With regards to your earlier comment, the reason why Physical Ranged don't have a role defining mechanic is because any time one is added, it gets phased out due to complaints. I think if you allow to happen on every role, all jobs will converge into that very design as an amorphous mess, and that's where the real homogenization lies.
You do realize that any existing complexity in RPR's rotation is due to the existence of Death's Design, right? It's the entire basis of Double/Triple Enshroud.
Last edited by Lyth; 05-14-2024 at 03:44 AM.
There's a difference between consistency and homogeneity. Player feedback (particularly that which subversively shapes jobs into similarly feeling gameplay) and the desire to delete systems from the game are what make this a case of homogeneity. Now, I'm not against augmenting it. I just think if people are talking about reducing buttons, making gameplay more streamlined, etc. that all just sounds like said parse driven feedback to me.
There's just no functional argument for divorcing positionals from melee imo, disregarding evolving combat design. Inherently for melee oriented combat, position actually does matter which is why I'm simply saying that removing it altogether seems nonsensical. Moreover, having it on one class but not others creates a gameplay disadvantage in the melee subclass. If there was a pure spam melee class, it would have be nerfed into the ground most likely.

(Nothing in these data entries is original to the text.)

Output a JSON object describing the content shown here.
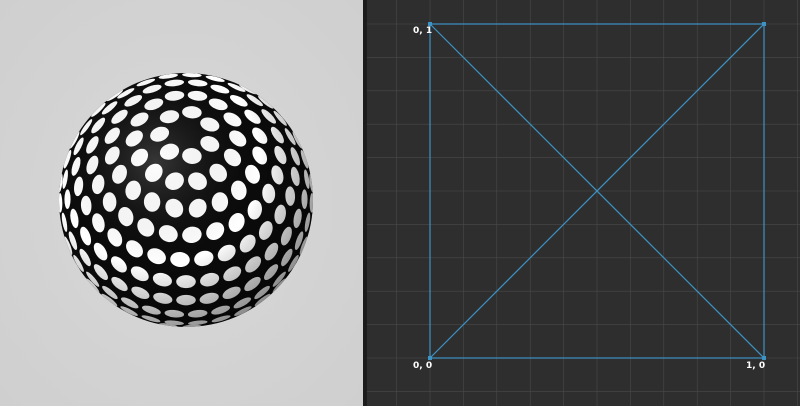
{
  "preview": {
    "background_color": "#d3d3d3",
    "object": "sphere",
    "texture": "polka-dot",
    "dot_color": "#ffffff",
    "base_color": "#0b0b0b"
  },
  "uv_editor": {
    "background_color": "#2e2e2e",
    "grid_color": "#4a4a4a",
    "edge_color": "#3d93c4",
    "labels": {
      "top_left": "0, 1",
      "bottom_left": "0, 0",
      "bottom_right": "1, 0"
    }
  }
}
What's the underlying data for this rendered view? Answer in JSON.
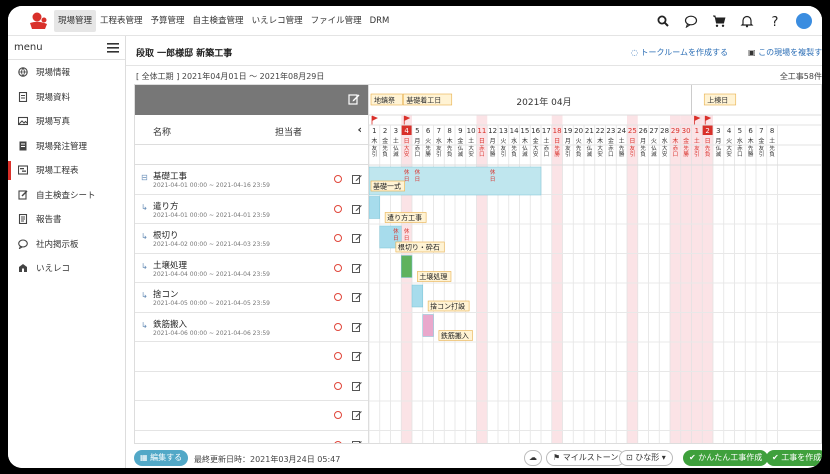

Bosses moving around is not "an annoyance", it's gameplay. So on the one hand you are arguing it requires no thought or skill, on the other hand you're acknowleding that your problem with it is that it requires some effort when it's not convenient for you. I don't think that makes any sense, personally. And I would not think it is motivated by parses if you did not plainly lay it out in your first post.
Last edited by Turtledeluxe; 05-14-2024 at 04:25 AM.